Не приходится говорить, что во многих фарсах присутствует "последовательное снижение героических идеалов. Поэтому та непрестанная война, в состоянии которой неизменно пребывает общество, нередко принимает в фарсе не только потешные или нелепые, но и самые грубые, отвратительные формы.

Естественно, что эта война начинается в недрах минимальной ячейки общества — в семье. Не случайно действие многих фарсов сконцентрировано на личной жизни горожанина, на сфере его семейных отношений. По подсчетам Барбары Боуэн[9], добрая половина фарсов повествует о невзгодах супружеской жизни. Здесь сказались, конечно, неизжитые традиции средневекового антифеминизма, вполне понятного как в среде ограниченных бюргеров, так и*в деклассированных кругах городской бедноты; к тому же подобное отношение к женщине было подкреплено некоторыми чертами религиозной идеологии. Этот антифеминизм породил целую литературу, памятниками которой были и отдельные части знаменитого «Романа о Розе», и многие стихотворные повести (так называемые фаблио), и такая, скажем, примечательная книга, как появившийся в начале XV века сборничек назидательных новелл под красноречивым названием «Пятнадцать радостей брачной жизни» (слово «радости» употреблено здесь, конечно, иронически).

Казалось бы, фарсы повторяют эту типичную для городской литературы средних веков тематику. Действительно, фарсовая драматургия полна образов плохих жен — сварливых, жадных, жестоких, распутных. Чего стоит, например, жена героя из популярного фарса «Лохань»? Она вконец заездила покладистого Жакино, препоручив ему все домашние обязанности: и покупку продуктов, и уборку дома, и приготовление обеда, и стирку белья, и уход за детьми.

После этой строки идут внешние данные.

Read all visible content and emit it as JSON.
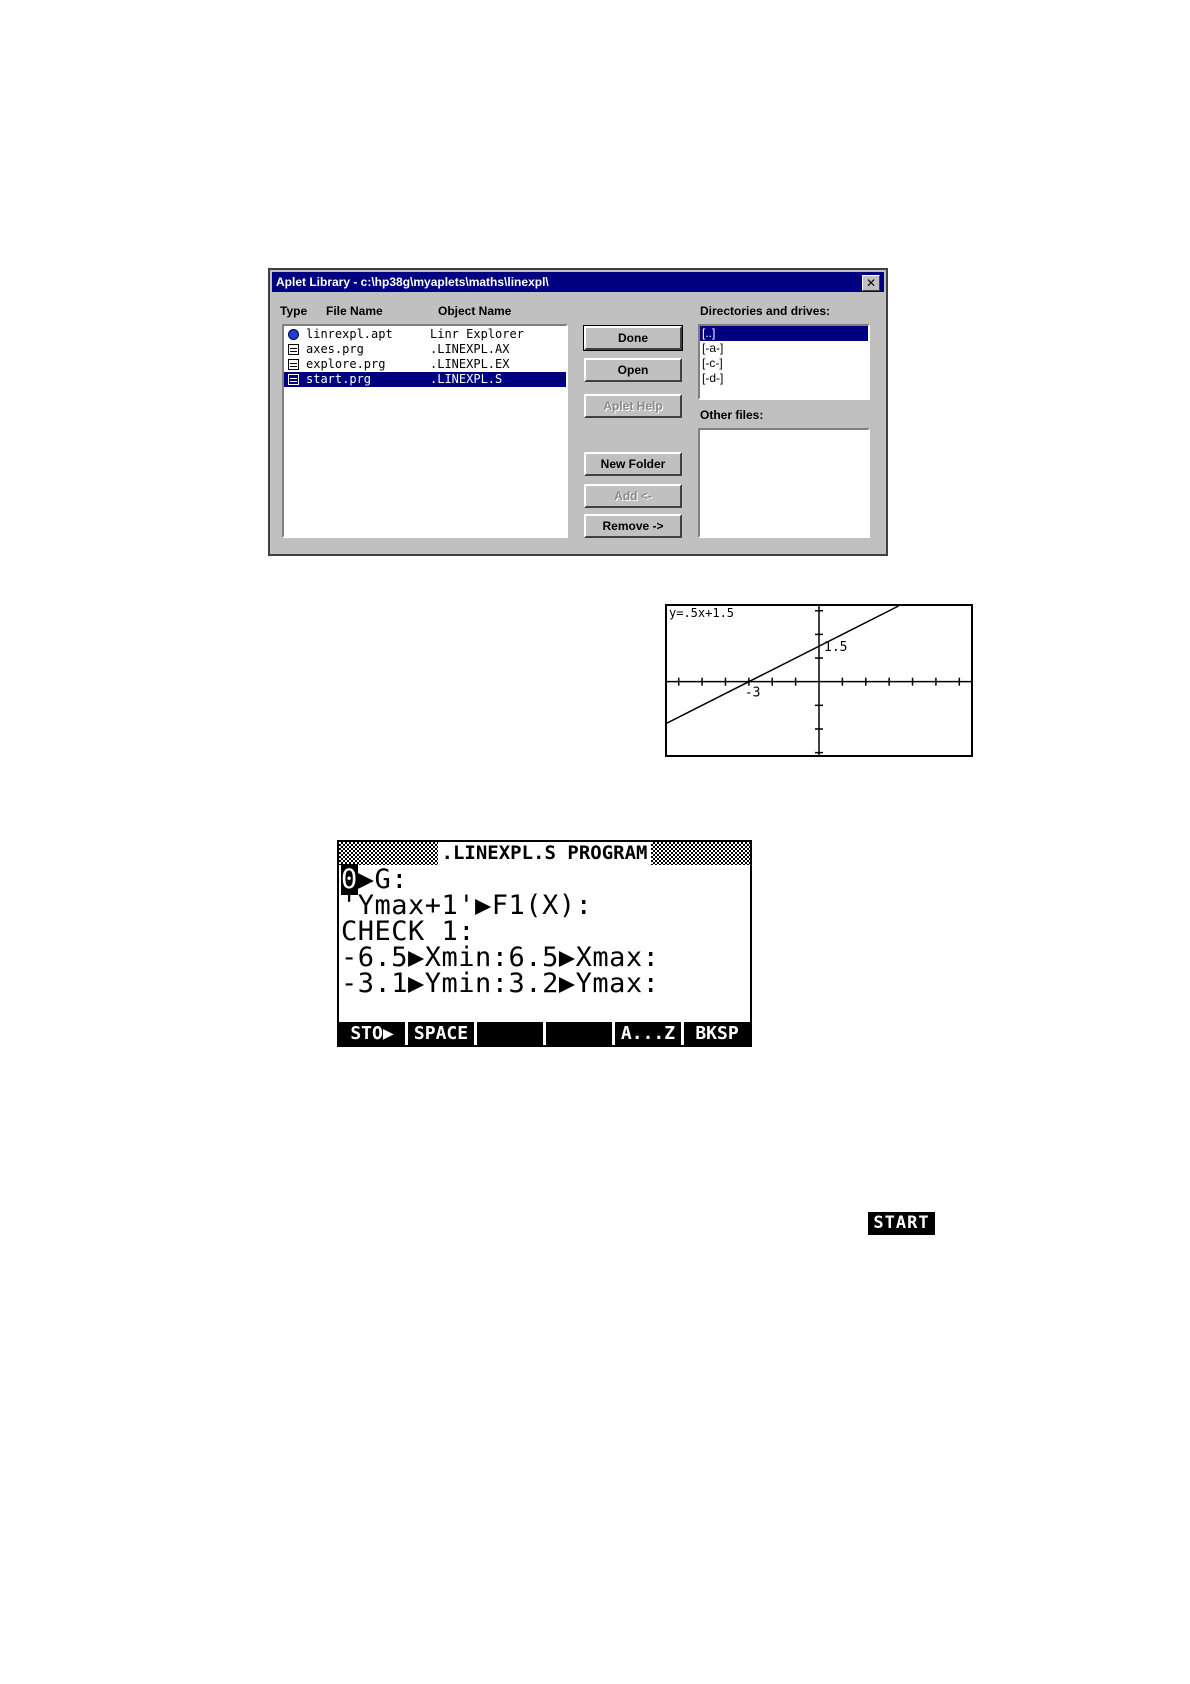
{
  "dialog": {
    "title": "Aplet Library - c:\\hp38g\\myaplets\\maths\\linexpl\\",
    "close": "✕",
    "headers": {
      "type": "Type",
      "file_name": "File Name",
      "object_name": "Object Name"
    },
    "files": [
      {
        "icon": "aplet-icon",
        "file": "linrexpl.apt",
        "object": "Linr Explorer",
        "selected": false
      },
      {
        "icon": "program-icon",
        "file": "axes.prg",
        "object": ".LINEXPL.AX",
        "selected": false
      },
      {
        "icon": "program-icon",
        "file": "explore.prg",
        "object": ".LINEXPL.EX",
        "selected": false
      },
      {
        "icon": "program-icon",
        "file": "start.prg",
        "object": ".LINEXPL.S",
        "selected": true
      }
    ],
    "buttons": {
      "done": "Done",
      "open": "Open",
      "aplet_help": "Aplet Help",
      "new_folder": "New Folder",
      "add": "Add <-",
      "remove": "Remove ->"
    },
    "directories_label": "Directories and drives:",
    "directories": [
      {
        "label": "[..]",
        "selected": true
      },
      {
        "label": "[-a-]",
        "selected": false
      },
      {
        "label": "[-c-]",
        "selected": false
      },
      {
        "label": "[-d-]",
        "selected": false
      }
    ],
    "other_files_label": "Other files:"
  },
  "graph": {
    "function_label": "y=.5x+1.5",
    "y_intercept_label": "1.5",
    "x_intercept_label": "-3",
    "xlim": [
      -6.5,
      6.5
    ],
    "ylim": [
      -3.1,
      3.2
    ],
    "slope": 0.5,
    "intercept": 1.5
  },
  "program": {
    "title": ".LINEXPL.S PROGRAM",
    "lines": [
      "0▶G:",
      "'Ymax+1'▶F1(X):",
      "CHECK 1:",
      "-6.5▶Xmin:6.5▶Xmax:",
      "-3.1▶Ymin:3.2▶Ymax:"
    ],
    "softkeys": [
      "STO▶",
      "SPACE",
      "",
      "",
      "A...Z",
      "BKSP"
    ]
  },
  "start_key": "START"
}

Составлен даже целый реестр дел, которые ложатся на его плечи. А исполняющий все это простофиля в благодарность получает лишь грубые окрики да пинки. Жена умирающего мельника (фарс «Мельник...») не только жадна, но и одновременно безмерно жестока и распутна: она не ухаживает за больным, не дает ему утолить жажду и прямо в его присутствии обнимается со своим любовником кюре. Видимо, дурной характер жен был в то время действительно «проблемой», коль скоро один фарс («Два горожанина и их жены») был специально посвящен решению риторического вопроса о том, какую жену иметь предпочтительнее — сварливую, но верную, или же покладистую, но ветреную.

Во многих фарсах подробно и изобретательно изображены те перебранки и потасовки, которые ежедневно возникают между мужем и женой. Немало подобных сцен решено в фарсах в духе самого грубого, примитивного комизма.

Все эти семейные дрязги и свары совершенно не осязательно подаются в фарсах как столкновение мужа и жены, как соперничество полов за главенство в доме (хотя такая их трактовка безусловно доминирует, недаром непременно в отрицательных тонах изображается в большинстве фарсов теща — подстрекательница и наушница), ссорятся дети с родителями, хозяева со слугами и т. д. И все тщатся посильнее навредить друг другу, половчее обмануть, урвать побольше жизненных благ.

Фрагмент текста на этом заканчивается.